Healthy adults with normal levels of G6PD were inoculated with Plasmodium falciparum 3D7-infected erythrocytes on day 0. Different single oral doses of tafenoquine were administered on day 8. Parasitemia and concentrations of tafenoquine and the 5,6-orthoquinone metabolite in plasma/whole blood/urine were measured and standard safety assessments performed. Curative artemether-lumefantrine therapy was administered if parasite regrowth occurred, or on day 48 ± 2. Outcomes were parasite clearance kinetics, pharmacokinetic and pharmacokinetic/pharmacodynamic (PK/PD) parameters from modelling, and dose simulations in a theoretical endemic population.

RESULTS

Twelve participants were inoculated and administered 200 mg (n = 3), 300 mg (n = 4), 400 mg (n = 2), or 600 mg (n = 3) tafenoquine. The parasite clearance half-life with 400 mg or 600 mg (5.4 hours and 4.2 hours, respectively) was faster than with 200 mg or 300 mg (11.8 hours and 9.6 hours, respectively). Parasite regrowth occurred after dosing with 200 mg (3/3 participants) and 300 mg (3/4 participants) but not after 400 mg or 600 mg.
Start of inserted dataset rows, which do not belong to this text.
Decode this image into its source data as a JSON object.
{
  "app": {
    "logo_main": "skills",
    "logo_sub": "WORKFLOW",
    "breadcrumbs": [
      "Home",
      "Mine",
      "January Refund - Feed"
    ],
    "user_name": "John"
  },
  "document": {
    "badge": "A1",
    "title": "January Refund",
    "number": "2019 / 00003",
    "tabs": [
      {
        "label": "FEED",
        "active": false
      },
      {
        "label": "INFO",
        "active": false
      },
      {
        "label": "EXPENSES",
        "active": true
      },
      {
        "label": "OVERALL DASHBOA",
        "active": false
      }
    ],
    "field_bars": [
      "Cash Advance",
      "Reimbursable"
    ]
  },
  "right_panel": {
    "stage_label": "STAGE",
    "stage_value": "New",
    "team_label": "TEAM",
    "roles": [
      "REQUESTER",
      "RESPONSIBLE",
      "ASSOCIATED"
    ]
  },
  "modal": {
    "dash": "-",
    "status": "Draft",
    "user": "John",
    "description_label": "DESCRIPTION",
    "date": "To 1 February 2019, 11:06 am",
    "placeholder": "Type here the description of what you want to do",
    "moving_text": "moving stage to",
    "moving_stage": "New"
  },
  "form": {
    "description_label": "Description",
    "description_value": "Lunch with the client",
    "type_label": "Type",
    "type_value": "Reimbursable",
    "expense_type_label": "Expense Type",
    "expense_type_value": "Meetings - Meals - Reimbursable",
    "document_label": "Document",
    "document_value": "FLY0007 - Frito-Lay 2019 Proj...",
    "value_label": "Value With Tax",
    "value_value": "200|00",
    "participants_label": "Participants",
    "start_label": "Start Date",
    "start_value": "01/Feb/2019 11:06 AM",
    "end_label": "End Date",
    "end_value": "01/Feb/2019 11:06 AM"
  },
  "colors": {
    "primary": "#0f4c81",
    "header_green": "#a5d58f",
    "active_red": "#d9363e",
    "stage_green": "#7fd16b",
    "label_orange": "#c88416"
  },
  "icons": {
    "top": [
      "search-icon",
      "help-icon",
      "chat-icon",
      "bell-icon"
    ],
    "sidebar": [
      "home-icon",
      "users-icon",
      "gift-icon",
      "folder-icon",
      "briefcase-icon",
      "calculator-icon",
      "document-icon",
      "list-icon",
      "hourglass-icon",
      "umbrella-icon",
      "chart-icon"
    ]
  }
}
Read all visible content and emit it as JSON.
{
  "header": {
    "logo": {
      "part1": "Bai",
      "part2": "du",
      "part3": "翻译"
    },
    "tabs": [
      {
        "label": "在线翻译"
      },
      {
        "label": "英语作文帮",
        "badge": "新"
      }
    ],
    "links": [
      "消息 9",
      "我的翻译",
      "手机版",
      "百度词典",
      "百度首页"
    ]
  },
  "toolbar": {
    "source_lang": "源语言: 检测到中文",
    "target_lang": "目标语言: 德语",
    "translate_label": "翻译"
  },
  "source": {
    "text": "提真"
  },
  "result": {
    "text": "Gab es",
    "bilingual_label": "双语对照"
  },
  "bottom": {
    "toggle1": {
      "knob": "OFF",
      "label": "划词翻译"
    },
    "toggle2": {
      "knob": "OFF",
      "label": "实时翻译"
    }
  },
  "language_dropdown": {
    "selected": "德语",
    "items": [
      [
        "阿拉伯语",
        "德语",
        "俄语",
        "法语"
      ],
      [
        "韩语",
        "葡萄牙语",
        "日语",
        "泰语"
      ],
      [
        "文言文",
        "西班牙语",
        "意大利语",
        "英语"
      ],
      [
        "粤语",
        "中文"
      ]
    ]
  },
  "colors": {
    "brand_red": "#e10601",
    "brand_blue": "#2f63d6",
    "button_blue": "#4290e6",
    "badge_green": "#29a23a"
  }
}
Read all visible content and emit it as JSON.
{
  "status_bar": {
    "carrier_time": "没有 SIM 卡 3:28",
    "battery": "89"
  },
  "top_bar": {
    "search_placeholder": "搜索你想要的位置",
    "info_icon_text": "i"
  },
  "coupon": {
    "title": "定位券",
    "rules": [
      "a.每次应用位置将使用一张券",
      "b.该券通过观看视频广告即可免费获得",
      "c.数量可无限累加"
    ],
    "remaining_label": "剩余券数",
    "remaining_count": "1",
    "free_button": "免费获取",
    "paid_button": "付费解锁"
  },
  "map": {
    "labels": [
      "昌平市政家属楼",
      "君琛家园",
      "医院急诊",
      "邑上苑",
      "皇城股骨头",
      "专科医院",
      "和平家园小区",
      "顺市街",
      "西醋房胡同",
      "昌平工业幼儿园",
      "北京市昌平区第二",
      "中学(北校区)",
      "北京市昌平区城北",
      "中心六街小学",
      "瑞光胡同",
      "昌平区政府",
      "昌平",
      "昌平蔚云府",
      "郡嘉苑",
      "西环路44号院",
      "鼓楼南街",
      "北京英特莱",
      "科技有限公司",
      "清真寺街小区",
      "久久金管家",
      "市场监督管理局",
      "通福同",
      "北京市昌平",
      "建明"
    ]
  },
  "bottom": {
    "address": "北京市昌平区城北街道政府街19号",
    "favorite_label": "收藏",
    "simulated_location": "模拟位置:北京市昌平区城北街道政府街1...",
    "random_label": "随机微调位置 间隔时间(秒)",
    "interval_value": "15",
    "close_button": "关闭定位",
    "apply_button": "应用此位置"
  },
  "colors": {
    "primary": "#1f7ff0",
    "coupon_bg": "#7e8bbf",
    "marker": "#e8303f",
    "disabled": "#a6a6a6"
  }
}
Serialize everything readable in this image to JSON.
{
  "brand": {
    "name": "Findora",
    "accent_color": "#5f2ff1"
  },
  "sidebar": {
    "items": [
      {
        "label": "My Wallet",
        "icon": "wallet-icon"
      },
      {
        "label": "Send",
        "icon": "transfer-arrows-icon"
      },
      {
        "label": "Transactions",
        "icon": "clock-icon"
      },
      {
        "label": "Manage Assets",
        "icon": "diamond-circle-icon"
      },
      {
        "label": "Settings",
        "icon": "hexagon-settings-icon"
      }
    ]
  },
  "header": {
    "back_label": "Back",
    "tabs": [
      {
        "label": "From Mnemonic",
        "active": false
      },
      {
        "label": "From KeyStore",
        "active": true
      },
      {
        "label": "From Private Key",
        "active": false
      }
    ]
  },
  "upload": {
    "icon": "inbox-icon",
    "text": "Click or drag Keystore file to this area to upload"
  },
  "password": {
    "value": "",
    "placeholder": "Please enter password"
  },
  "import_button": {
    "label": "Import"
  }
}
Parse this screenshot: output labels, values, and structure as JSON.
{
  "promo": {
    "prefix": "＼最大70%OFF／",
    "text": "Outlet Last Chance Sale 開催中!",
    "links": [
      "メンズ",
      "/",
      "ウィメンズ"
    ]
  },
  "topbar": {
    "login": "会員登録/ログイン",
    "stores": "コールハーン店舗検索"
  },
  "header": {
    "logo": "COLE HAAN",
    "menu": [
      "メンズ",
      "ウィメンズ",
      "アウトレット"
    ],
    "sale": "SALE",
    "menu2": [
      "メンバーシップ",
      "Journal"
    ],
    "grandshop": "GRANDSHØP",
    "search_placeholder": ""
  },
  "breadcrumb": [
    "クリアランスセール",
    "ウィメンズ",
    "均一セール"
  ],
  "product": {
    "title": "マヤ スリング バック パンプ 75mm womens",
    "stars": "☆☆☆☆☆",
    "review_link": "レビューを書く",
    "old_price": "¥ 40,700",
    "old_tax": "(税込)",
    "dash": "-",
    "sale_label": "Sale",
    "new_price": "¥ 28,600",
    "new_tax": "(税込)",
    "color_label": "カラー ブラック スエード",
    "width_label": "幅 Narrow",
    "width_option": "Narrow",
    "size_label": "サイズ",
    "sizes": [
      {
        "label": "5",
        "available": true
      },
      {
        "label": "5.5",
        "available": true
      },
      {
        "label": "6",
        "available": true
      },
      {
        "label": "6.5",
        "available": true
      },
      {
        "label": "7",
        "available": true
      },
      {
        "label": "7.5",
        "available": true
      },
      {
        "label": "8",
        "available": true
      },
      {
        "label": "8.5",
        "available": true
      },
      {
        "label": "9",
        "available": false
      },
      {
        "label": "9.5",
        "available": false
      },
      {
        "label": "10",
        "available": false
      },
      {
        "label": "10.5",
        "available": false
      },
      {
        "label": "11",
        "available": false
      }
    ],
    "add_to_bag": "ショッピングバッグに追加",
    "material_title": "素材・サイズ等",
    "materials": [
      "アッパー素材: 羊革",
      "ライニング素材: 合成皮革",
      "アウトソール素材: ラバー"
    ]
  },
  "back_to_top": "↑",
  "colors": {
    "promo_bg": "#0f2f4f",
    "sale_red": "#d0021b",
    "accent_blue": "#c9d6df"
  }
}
Simulations using the PK/PD model predicted that 460 mg and 540 mg would clear parasitaemia by a factor of 106 and 109, respectively, in a 60-kg adult.

CONCLUSIONS

Although a single dose of tafenoquine exhibits potent P. falciparum blood-stage antimalarial activity, the estimated doses to effectively clear asexual parasitemia will require prior screening to exclude G6PD deficiency. Clinical Trials Registration. Australian and New Zealand Clinical Trials Registry (ACTRN12620000995976).

摘要

背景

长效 8-氨基喹啉tafenoquine 可能是一种很好的候选药物,用于大规模药物治疗,如果它在足够低的剂量下表现出足够的血期抗疟活性,并且可以被葡萄糖-6-磷酸脱氢酶(G6PD)缺乏个体耐受。

方法

健康成年人在第 0 天接种恶性疟原虫 3D7 感染的红细胞。在第 8 天给予不同的单口服 tafenoquine 剂量。测量血浆/全血/尿液中的tafenoquine 和 5,6-邻醌代谢物浓度,并进行标准安全性评估。如果出现寄生虫再生长,则给予治愈性青蒿琥酯-咯萘啶治疗,或在第 48 ± 2 天。结果是寄生虫清除动力学、来自建模的药代动力学和药代动力学/药效学(PK/PD)参数,以及在理论流行地区的剂量模拟。

结果

12 名参与者接种并给予 200mg(n=3)、300mg(n=4)、400mg(n=2)或 600mg(n=3)tafenoquine。400mg 或 600mg(分别为 5.4 小时和 4.2 小时)的寄生虫清除半衰期快于 200mg 或 300mg(分别为 11.8 小时和 9.6 小时)。200mg(3/3 名参与者)和 300mg(3/4 名参与者)后出现寄生虫再生长,但 400mg 或 600mg 后未出现。使用 PK/PD 模型进行的模拟预测,在 60kg 成人中,460mg 和 540mg 分别将寄生虫血症清除 106 倍和 109 倍。

结论

虽然tafenoquine 的单剂量表现出很强的恶性疟原虫血期抗疟活性,但有效清除无性寄生虫血症所需的估计剂量将需要进行 G6PD 缺乏症的筛查。临床试验注册。澳大利亚和新西兰临床试验注册(ACTRN12620000995976)。